There are other cost pressures on EVs. While oil and gas are widespread commodities, with numerous suppliers around the world, the materials for BEV batteries are mostly controlled by China. Expansion of the EV market will reap rich rewards for Beijing (while simultaneously causing immense environmental damage): and limited supplies combined with rising demand will push up prices still further.
Another source of cost inflation is human resources. We will need 40,000 professional engineers for the next 30 years just to expand the electricity supply industry – generation, transmission and distribution – to cope with the 170 per cent increase in demand required by the planned transition to all-electric transport and heating, both industrial and domestic. Staff to repair BEVs already appear to be in short supply.
Better technology will help, of course, but not enough. In 1974, when I bought my first electronic calculator, the AA battery had a carbon rod core and an outer casing of zinc. Intensive research and development since then has provided us with the lithium-ion battery, which can store six times as much electrical energy in the same volume. However, the energy density is still 40 times worse than petrol. Experts suggest that the best we can hope for is an improvement by a factor of two over the next 50 years.
None of these problems will be solved in the next few years, and there is now evidence that many car manufacturers are having second thoughts about involvement in the sector.
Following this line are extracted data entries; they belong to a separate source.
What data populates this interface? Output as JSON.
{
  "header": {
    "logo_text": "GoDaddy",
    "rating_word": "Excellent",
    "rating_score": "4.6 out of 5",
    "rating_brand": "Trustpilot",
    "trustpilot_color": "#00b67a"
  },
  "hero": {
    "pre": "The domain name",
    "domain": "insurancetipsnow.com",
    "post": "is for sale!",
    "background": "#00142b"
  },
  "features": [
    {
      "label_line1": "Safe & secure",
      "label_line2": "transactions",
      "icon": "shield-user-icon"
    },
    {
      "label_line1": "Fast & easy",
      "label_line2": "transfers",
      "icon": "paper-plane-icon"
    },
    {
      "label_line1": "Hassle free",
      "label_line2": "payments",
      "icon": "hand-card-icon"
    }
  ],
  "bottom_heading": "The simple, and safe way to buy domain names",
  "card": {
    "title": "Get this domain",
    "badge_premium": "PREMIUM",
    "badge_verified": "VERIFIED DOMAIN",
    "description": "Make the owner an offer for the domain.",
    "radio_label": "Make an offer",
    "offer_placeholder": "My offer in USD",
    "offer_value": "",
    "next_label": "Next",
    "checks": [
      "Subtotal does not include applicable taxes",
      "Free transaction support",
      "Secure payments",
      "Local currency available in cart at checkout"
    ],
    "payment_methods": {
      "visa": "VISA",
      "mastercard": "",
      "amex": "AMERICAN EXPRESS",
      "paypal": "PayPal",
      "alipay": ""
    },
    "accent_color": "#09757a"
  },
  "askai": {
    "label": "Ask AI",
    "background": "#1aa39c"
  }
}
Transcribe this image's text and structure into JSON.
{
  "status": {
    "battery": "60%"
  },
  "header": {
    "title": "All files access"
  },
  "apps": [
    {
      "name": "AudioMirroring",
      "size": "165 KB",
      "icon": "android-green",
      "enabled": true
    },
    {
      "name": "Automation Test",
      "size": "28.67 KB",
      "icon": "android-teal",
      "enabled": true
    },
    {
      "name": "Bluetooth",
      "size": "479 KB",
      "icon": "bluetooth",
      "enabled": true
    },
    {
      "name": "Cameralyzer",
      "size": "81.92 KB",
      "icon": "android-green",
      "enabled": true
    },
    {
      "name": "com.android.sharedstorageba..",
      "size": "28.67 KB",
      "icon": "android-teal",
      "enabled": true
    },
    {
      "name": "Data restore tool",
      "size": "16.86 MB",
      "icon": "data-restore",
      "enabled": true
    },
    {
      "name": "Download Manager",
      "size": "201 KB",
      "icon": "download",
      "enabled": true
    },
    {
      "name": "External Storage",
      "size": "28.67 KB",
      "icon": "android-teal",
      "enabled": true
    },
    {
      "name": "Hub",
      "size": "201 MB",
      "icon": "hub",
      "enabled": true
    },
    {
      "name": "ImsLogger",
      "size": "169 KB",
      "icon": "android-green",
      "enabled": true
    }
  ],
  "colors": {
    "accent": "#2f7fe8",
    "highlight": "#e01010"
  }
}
The most likely outcome is that BEVs will be a rerun of the Concorde story, ending up as a short-lived plaything for the wealthy few, and for a similar complex set of reasons.
There is a difference this time. Once developed, Concorde was forced to stand or fall in the commercial marketplace, but the Government has decided that the public are going to take up BEVs whether they like it or not. But compulsion may not work: the example of Cuba, where existing ICE vehicles were carefully maintained for decades after the US cut off supplies of new ones, suggests that public resistance might be determined. And even if people are compelled to accept BEVs, the engineering problems of generation and charging infrastructure may be insurmountable.
In a decade’s time, if we have many more electric cars but not enough new electricity (green or not) to run them, the public will surely make their feelings known. I suspect the results will look much like the aftermath of Mrs Thatcher’s Poll Tax, with deep public dissatisfaction leading to widespread public protest.